Description
1943: 18-year old Arnold Kessel and the 5th Division/81st Tank Battalion hit the beach at Normandy with General’s Patton & Hodges. In two days, he is baptized by fire as Patton/Hodges race through France to trap 100,000 Germans in the Falaise Gap. Tank Commander Kessel scrapped his way through the Hurtgen Forest & Battle of the Bulge and across Germany to the banks of the Elbe River, 50 miles from Berlin. Liberating Mittlebau-Dora Concentration Camp haunted the soldier until the day he died. With four Bronze Stars, Commander Kessel made it back home. “Just get on with your life, forget the war” — he tried. Then there was Korea and two more Bronze Stars. After serving in Korea, Kessel puts the six Bronze Stars in a box and forgets them, but he can’t forget what he saw and did. Harshly haunted by war, he struggled to live life as his wife and family battled to understand him and the haunting memories.

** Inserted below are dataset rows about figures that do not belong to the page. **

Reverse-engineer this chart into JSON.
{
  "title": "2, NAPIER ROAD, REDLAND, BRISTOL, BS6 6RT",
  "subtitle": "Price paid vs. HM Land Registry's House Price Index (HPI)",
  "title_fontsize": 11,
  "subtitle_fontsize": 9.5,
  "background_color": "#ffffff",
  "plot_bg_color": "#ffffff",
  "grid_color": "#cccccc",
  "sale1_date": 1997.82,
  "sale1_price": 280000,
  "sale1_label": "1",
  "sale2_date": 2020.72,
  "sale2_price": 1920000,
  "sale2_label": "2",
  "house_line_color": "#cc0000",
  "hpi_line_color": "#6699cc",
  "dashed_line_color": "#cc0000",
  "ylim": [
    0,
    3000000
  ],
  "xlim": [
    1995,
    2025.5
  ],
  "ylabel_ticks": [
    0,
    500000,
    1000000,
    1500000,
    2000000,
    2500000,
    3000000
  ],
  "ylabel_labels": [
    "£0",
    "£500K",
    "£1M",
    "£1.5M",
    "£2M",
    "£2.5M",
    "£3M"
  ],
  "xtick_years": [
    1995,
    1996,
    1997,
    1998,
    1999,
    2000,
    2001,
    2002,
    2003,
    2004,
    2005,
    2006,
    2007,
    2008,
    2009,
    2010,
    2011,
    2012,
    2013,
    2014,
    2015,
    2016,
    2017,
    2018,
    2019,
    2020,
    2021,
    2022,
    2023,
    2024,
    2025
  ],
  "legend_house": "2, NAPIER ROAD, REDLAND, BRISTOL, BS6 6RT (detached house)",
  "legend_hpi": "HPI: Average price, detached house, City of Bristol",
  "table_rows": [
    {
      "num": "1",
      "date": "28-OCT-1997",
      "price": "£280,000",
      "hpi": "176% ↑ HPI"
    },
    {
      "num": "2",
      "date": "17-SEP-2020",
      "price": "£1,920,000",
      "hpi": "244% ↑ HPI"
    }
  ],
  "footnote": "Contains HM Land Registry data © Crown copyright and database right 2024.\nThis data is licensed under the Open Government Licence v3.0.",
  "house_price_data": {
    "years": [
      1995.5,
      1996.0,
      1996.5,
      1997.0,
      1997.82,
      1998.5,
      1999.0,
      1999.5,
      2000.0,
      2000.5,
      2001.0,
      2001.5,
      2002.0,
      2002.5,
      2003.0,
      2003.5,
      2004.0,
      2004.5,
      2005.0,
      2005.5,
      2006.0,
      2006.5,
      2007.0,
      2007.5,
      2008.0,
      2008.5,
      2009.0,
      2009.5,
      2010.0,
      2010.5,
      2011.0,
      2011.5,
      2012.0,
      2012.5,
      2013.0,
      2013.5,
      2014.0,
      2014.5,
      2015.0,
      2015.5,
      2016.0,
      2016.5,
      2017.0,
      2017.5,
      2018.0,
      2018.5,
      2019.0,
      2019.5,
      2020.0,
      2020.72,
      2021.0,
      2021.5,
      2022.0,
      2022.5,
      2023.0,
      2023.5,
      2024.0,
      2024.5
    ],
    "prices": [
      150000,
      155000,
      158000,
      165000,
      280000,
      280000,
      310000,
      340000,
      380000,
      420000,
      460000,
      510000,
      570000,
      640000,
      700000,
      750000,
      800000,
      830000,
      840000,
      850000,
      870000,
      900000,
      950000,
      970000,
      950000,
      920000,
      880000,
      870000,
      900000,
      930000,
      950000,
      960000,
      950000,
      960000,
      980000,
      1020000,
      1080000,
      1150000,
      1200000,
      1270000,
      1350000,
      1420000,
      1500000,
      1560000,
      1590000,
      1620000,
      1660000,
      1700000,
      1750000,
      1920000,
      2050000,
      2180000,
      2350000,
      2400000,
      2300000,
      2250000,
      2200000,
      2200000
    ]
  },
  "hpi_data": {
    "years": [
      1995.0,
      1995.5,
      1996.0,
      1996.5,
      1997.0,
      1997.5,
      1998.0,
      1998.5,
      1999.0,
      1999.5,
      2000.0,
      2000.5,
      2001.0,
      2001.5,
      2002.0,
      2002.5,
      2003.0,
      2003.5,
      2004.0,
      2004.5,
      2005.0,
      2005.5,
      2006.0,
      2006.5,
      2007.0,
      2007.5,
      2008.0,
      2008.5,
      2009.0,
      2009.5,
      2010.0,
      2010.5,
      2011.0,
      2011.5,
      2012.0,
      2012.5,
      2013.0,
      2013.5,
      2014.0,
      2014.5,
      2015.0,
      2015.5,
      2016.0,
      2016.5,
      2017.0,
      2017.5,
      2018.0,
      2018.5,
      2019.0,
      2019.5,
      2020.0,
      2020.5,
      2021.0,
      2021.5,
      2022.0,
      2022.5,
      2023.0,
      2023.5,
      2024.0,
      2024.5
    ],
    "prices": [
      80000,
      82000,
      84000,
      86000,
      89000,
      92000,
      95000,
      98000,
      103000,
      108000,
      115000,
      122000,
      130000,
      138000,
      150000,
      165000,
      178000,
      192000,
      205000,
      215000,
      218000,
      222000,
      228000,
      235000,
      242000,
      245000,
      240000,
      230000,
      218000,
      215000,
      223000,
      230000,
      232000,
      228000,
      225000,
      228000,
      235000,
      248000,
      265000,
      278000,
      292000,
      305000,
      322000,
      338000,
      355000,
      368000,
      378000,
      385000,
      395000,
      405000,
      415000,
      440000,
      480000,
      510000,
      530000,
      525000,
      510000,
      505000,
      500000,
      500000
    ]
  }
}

Karen Schutte artfully pulls her readers into the harrowing depths and struggles of a WWII Sherman Tank Commander, the freezing struggle against the North Koreans and Chinese, and the haunting memories of endless battles that shadow Kessel’s life. After reading Tank Commander, Terrill Korell, son of the Tank Commander, wrote, “My father and I always struggled to be close. I thought it was my fault and wondered what I did wrong. Schutte’s graphic book walked me through the daily horrors my father and millions of others suffered in the war. I now realize that my father was a Hero!”
Finalist, in top 3 nationally for Cover & top 6 for Historical Fiction – Best Book Awards – 2016.